During the economic crisis, the Fed created trillions of dollars to bail out foreign institutions, buy up lousy mortgage-backed securities, manipulate markets, and more. But enormous potential losses on the central bank’s “investments” could be coming back to haunt it. So, on January 6, in a barely noticed policy change buried in its weekly report, the Fed said it would simply stop treating its losses as a liability against its capital base.
Basically, the change means that when any of the Fed’s regional branches lose money, that loss would be recorded on the Treasury’s books instead of as a hit to the central bank‘s capital position. Then, in theory, the Fed would send more of its future profits to the government to make up for it. The measure would essentially mean that, on paper, the Fed could never show a negative capital position.
If short-term interest rates were to rise quickly, due to either an economic recovery or increasing inflation, the Fed could end up paying out more in interest and dividends to member banks than it was taking in. That could also force the central bank to sell some of its wildly leveraged portfolio — including government bonds and mortgage-backed securities — at a huge loss.
"Could the Fed go broke? The answer to this question was 'Yes,' but is now 'No,'" Raymond Stone, managing director of financial-research firm Stone & McCarthy, told Reuters. "An accounting methodology change at the central bank will allow the Fed to incur losses, even substantial losses, without eroding its capital."
Of course, the Fed can’t really go bankrupt — all it has to do is create more fiat money. But because by law the central bank must send to the Treasury most of its profits (after operating costs, interest payments, and dividends paid to member-bank stockholders), it isn’t allowed to use those profits to build up “capital” reserves to shield it from losses. So, to get around that, the Fed would simply stop sending profits to the Treasury until its books were in better shape.
“Compared with the prospect of going broke, being accused of accounting shenanigans is a luxury,” wrote Reuters reporter Pedro Nicolaci da Costa. “In that sense, the Fed's decision to alter its own accounting rules appears prudent. If only businesses and households had the same privilege.”
But, other analysts have pointed out that the accounting gimmick is not entirely without consequences. “Following on the heels of the US $600 bn extension to its quantitative easing program, these kind of moves do not promote confidence in the Fed, but rather cause concern within the markets. We will not make too much of a fuss over this accounting change, but the overall theme of reduced government credibility is strengthened by it,” Bank of America analyst Ralph Axel told the Financial Times.

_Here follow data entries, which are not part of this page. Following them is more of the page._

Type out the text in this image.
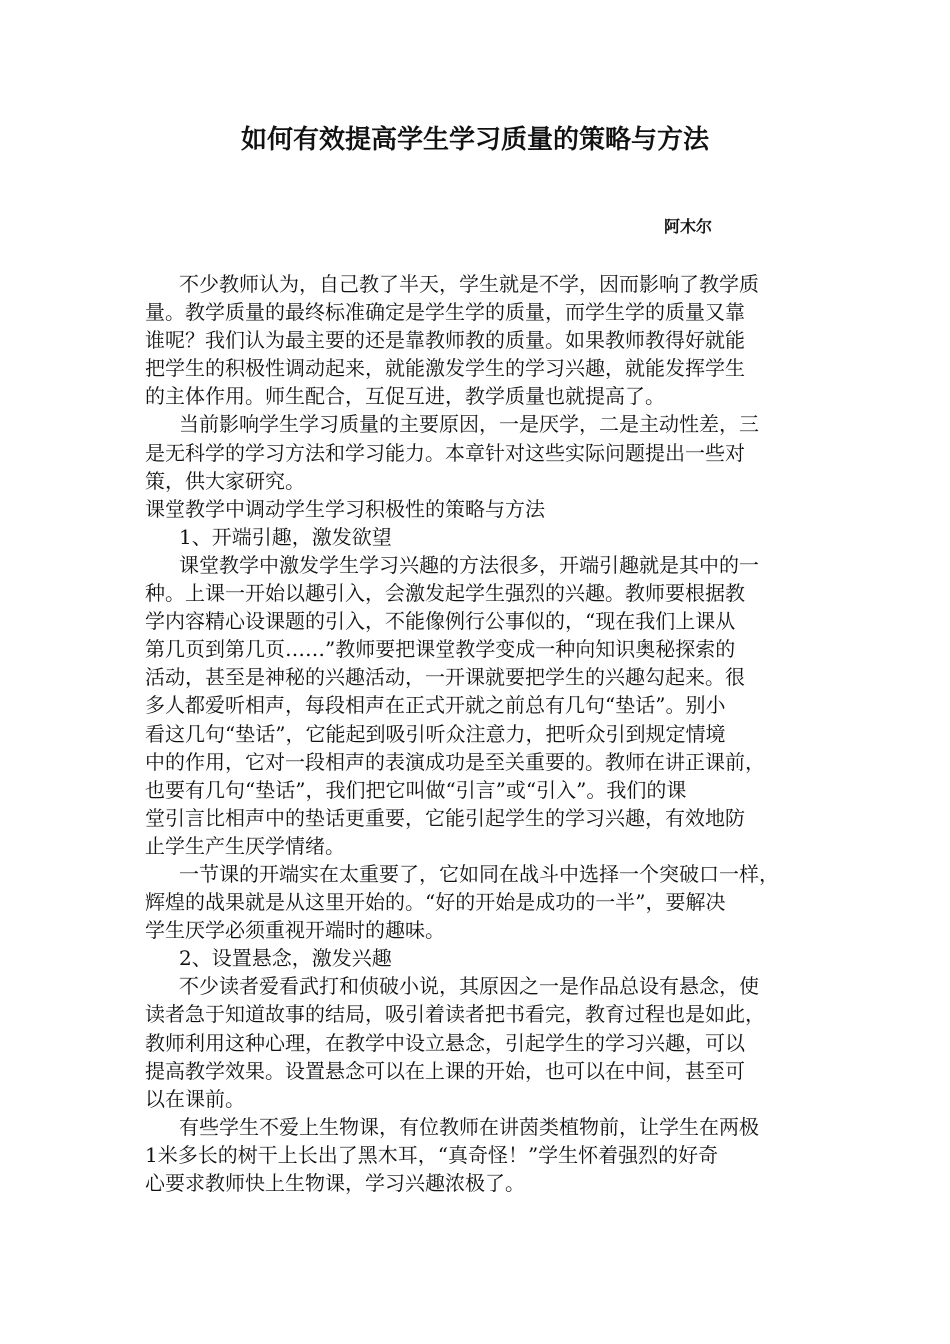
如何有效提高学生学习质量的策略与方法
阿木尔
不少教师认为，自己教了半天，学生就是不学，因而影响了教学质
量。教学质量的最终标准确定是学生学的质量，而学生学的质量又靠
谁呢？我们认为最主要的还是靠教师教的质量。如果教师教得好就能
把学生的积极性调动起来，就能激发学生的学习兴趣，就能发挥学生
的主体作用。师生配合，互促互进，教学质量也就提高了。
当前影响学生学习质量的主要原因，一是厌学，二是主动性差，三
是无科学的学习方法和学习能力。本章针对这些实际问题提出一些对
策，供大家研究。
课堂教学中调动学生学习积极性的策略与方法
1、开端引趣，激发欲望
课堂教学中激发学生学习兴趣的方法很多，开端引趣就是其中的一
种。上课一开始以趣引入，会激发起学生强烈的兴趣。教师要根据教
学内容精心设课题的引入，不能像例行公事似的，“现在我们上课从
第几页到第几页……”教师要把课堂教学变成一种向知识奥秘探索的
活动，甚至是神秘的兴趣活动，一开课就要把学生的兴趣勾起来。很
多人都爱听相声，每段相声在正式开就之前总有几句“垫话”。别小
看这几句“垫话”，它能起到吸引听众注意力，把听众引到规定情境
中的作用，它对一段相声的表演成功是至关重要的。教师在讲正课前，
也要有几句“垫话”，我们把它叫做“引言”或“引入”。我们的课
堂引言比相声中的垫话更重要，它能引起学生的学习兴趣，有效地防
止学生产生厌学情绪。
一节课的开端实在太重要了，它如同在战斗中选择一个突破口一样，
辉煌的战果就是从这里开始的。“好的开始是成功的一半”，要解决
学生厌学必须重视开端时的趣味。
2、设置悬念，激发兴趣
不少读者爱看武打和侦破小说，其原因之一是作品总设有悬念，使
读者急于知道故事的结局，吸引着读者把书看完，教育过程也是如此，
教师利用这种心理，在教学中设立悬念，引起学生的学习兴趣，可以
提高教学效果。设置悬念可以在上课的开始，也可以在中间，甚至可
以在课前。
有些学生不爱上生物课，有位教师在讲茵类植物前，让学生在两极
1米多长的树干上长出了黑木耳，“真奇怪！”学生怀着强烈的好奇
心要求教师快上生物课，学习兴趣浓极了。
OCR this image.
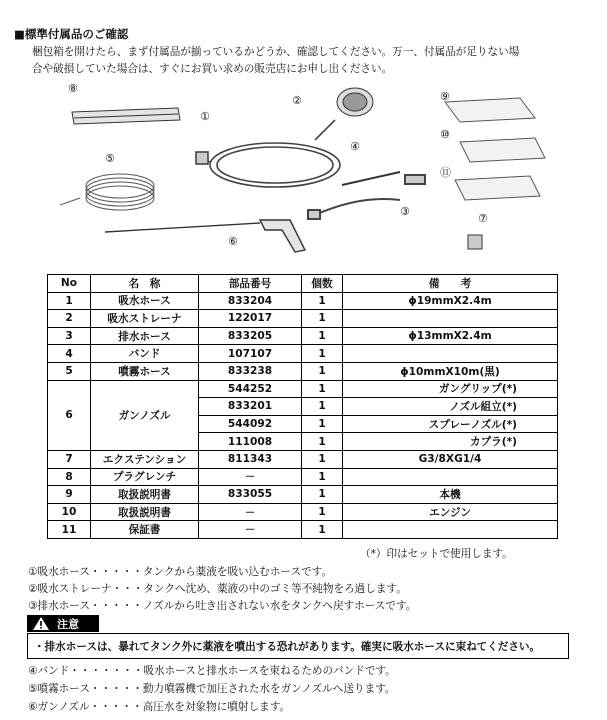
■標準付属品のご確認
梱包箱を開けたら、まず付属品が揃っているかどうか、確認してください。万一、付属品が足りない場
合や破損していた場合は、すぐにお買い求めの販売店にお申し出ください。
⑧
①
②
④
③
⑤
⑥
⑦
⑨
⑩
⑪
No	名　称	部品番号	個数	備　　考
1	吸水ホース	833204	1	ϕ19mmX2.4m
2	吸水ストレーナ	122017	1	
3	排水ホース	833205	1	ϕ13mmX2.4m
4	バンド	107107	1	
5	噴霧ホース	833238	1	ϕ10mmX10m(黒)
6	ガンノズル	544252	1	ガングリップ(*)
		833201	1	ノズル組立(*)
		544092	1	スプレーノズル(*)
		111008	1	カプラ(*)
7	エクステンション	811343	1	G3/8XG1/4
8	プラグレンチ	－	1	
9	取扱説明書	833055	1	本機
10	取扱説明書	－	1	エンジン
11	保証書	－	1	
（*）印はセットで使用します。
①吸水ホース・・・・・タンクから薬液を吸い込むホースです。
②吸水ストレーナ・・・タンクへ沈め、薬液の中のゴミ等不純物をろ過します。
③排水ホース・・・・・ノズルから吐き出されない水をタンクへ戻すホースです。
注意
・排水ホースは、暴れてタンク外に薬液を噴出する恐れがあります。確実に吸水ホースに束ねてください。
④バンド・・・・・・・吸水ホースと排水ホースを束ねるためのバンドです。
⑤噴霧ホース・・・・・動力噴霧機で加圧された水をガンノズルへ送ります。
⑥ガンノズル・・・・・高圧水を対象物に噴射します。
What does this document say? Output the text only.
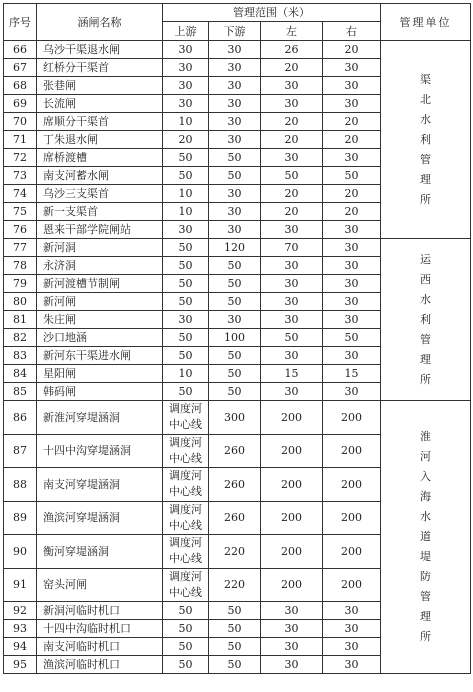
序号	涵闸名称	管理范围（米）				管理单位
		上游	下游	左	右	
66	乌沙干渠退水闸	30	30	26	20	渠北水利管理所

67	红桥分干渠首	30	30	20	30	
68	张巷闸	30	30	30	30	
69	长流闸	30	30	30	30	
70	席顺分干渠首	10	30	20	20	
71	丁朱退水闸	20	30	20	20	
72	席桥渡槽	50	50	30	30	
73	南支河蓄水闸	50	50	50	50	
74	乌沙三支渠首	10	30	20	20	
75	新一支渠首	10	30	20	20	
76	恩来干部学院闸站	30	30	30	30	
77	新河洞	50	120	70	30	运西水利管理所

78	永济洞	50	50	30	30	
79	新河渡槽节制闸	50	50	30	30	
80	新河闸	50	50	30	30	
81	朱庄闸	30	30	30	30	
82	沙口地涵	50	100	50	50	
83	新河东干渠进水闸	50	50	30	30	
84	星阳闸	10	50	15	15	
85	韩码闸	50	50	30	30	
86	新淮河穿堤涵洞	调度河中心线	300	200	200	淮河入海水道堤防管理所

87	十四中沟穿堤涵洞	调度河中心线	260	200	200	
88	南支河穿堤涵洞	调度河中心线	260	200	200	
89	渔滨河穿堤涵洞	调度河中心线	260	200	200	
90	衡河穿堤涵洞	调度河中心线	220	200	200	
91	窑头河闸	调度河中心线	220	200	200	
92	新洞河临时机口	50	50	30	30	
93	十四中沟临时机口	50	50	30	30	
94	南支河临时机口	50	50	30	30	
95	渔滨河临时机口	50	50	30	30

“In our view, the ongoing decline in credibility ultimately translates into a higher chance of a downgrade in the sovereign credit rating,” he added, noting that “we think markets are likely to become more and more nervous about the outlook, and rates, particularly at the longer maturities, could adjust accordingly.” Axel also pointed out that the controversy over the U.S. government’s AAA credit rating has only been growing, and that recent talk of raising the government-debt ceiling, combined with the Fed’s new accounting rules, “present a further challenge to government credibility, which in turn could contribute to underperformance of the long end of the Treasury curve.”